Monday, May 6, 2019

The Kuiper belt

The Kuiper belt (/ˈkaɪpər/), occasionally called the Edgeworth–Kuiper belt, is a circumstellar disc in the outer Solar System, extending from the orbit of Neptune (at 30 AU) to approximately 50 AU from the Sun. It is similar to the asteroid belt, but is far larger—20 times as wide and 20 to 200 times as massive. Like the asteroid belt, it consists mainly of small bodies or remnants from when the Solar System formed. While many asteroids are composed primarily of rock and metal, most Kuiper belt objects are composed largely of frozen volatiles (termed "ices"), such as methane, ammonia and water.

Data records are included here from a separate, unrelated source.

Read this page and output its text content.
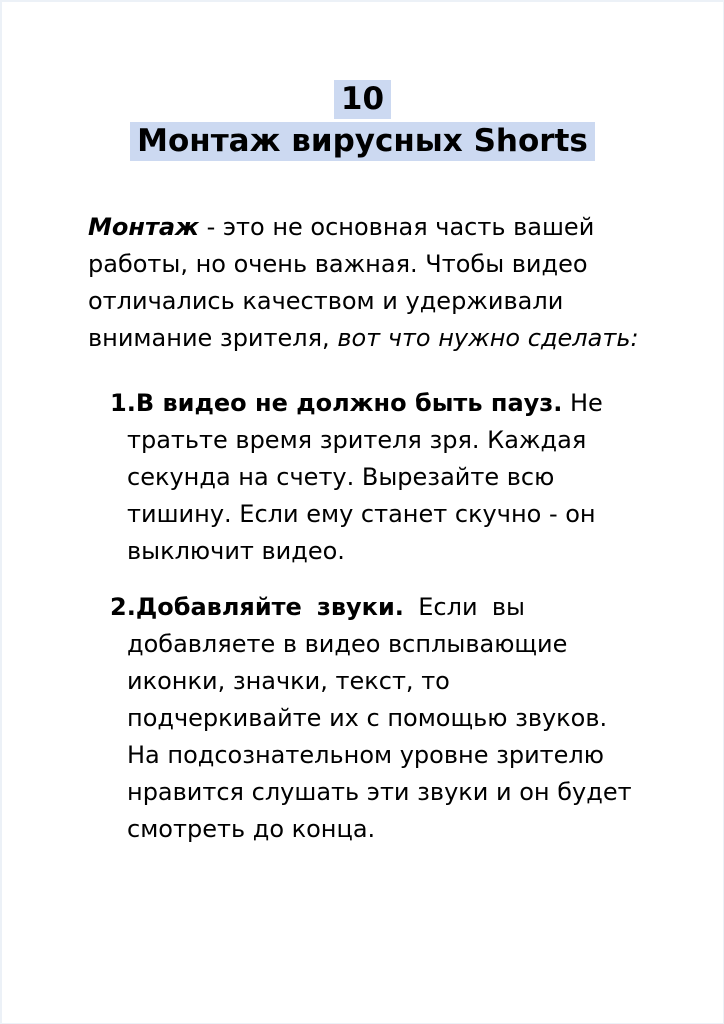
10
Монтаж вирусных Shorts
Монтаж - это не основная часть вашей
работы, но очень важная. Чтобы видео
отличались качеством и удерживали
внимание зрителя, вот что нужно сделать:
1.В видео не должно быть пауз. Не
тратьте время зрителя зря. Каждая
секунда на счету. Вырезайте всю
тишину. Если ему станет скучно - он
выключит видео.
2.Добавляйте звуки. Если вы
добавляете в видео всплывающие
иконки, значки, текст, то
подчеркивайте их с помощью звуков.
На подсознательном уровне зрителю
нравится слушать эти звуки и он будет
смотреть до конца.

This is how Jupiter protects Earth from asteroids.

A1ON5678's Log:

Our astro-chemists requires samples from the belt be brought back for further analysis. A science vessel would take too long at sustained impulse. The scout ship is being considered for this mission. It is estimated based on the where Jupiter is in orbit later this year, we should be able to fly out to sector (-120,3). This is where the inner wall of the asteroid belt begins. Initial scans and testing can be done on the scout ship, but a more thorough analysis will be required on a science vessel or a science station. 

Plans to deploy a crew for this mission are underway. I really hope I'll be selected for this as it will take approximately eight hours round trip on the scout ship. That is to take into effect relativistic time calculation and such. I know we are currently capable of sustaining under warp factor one, I think that's approximately (216,000 km/sec) when we cruise.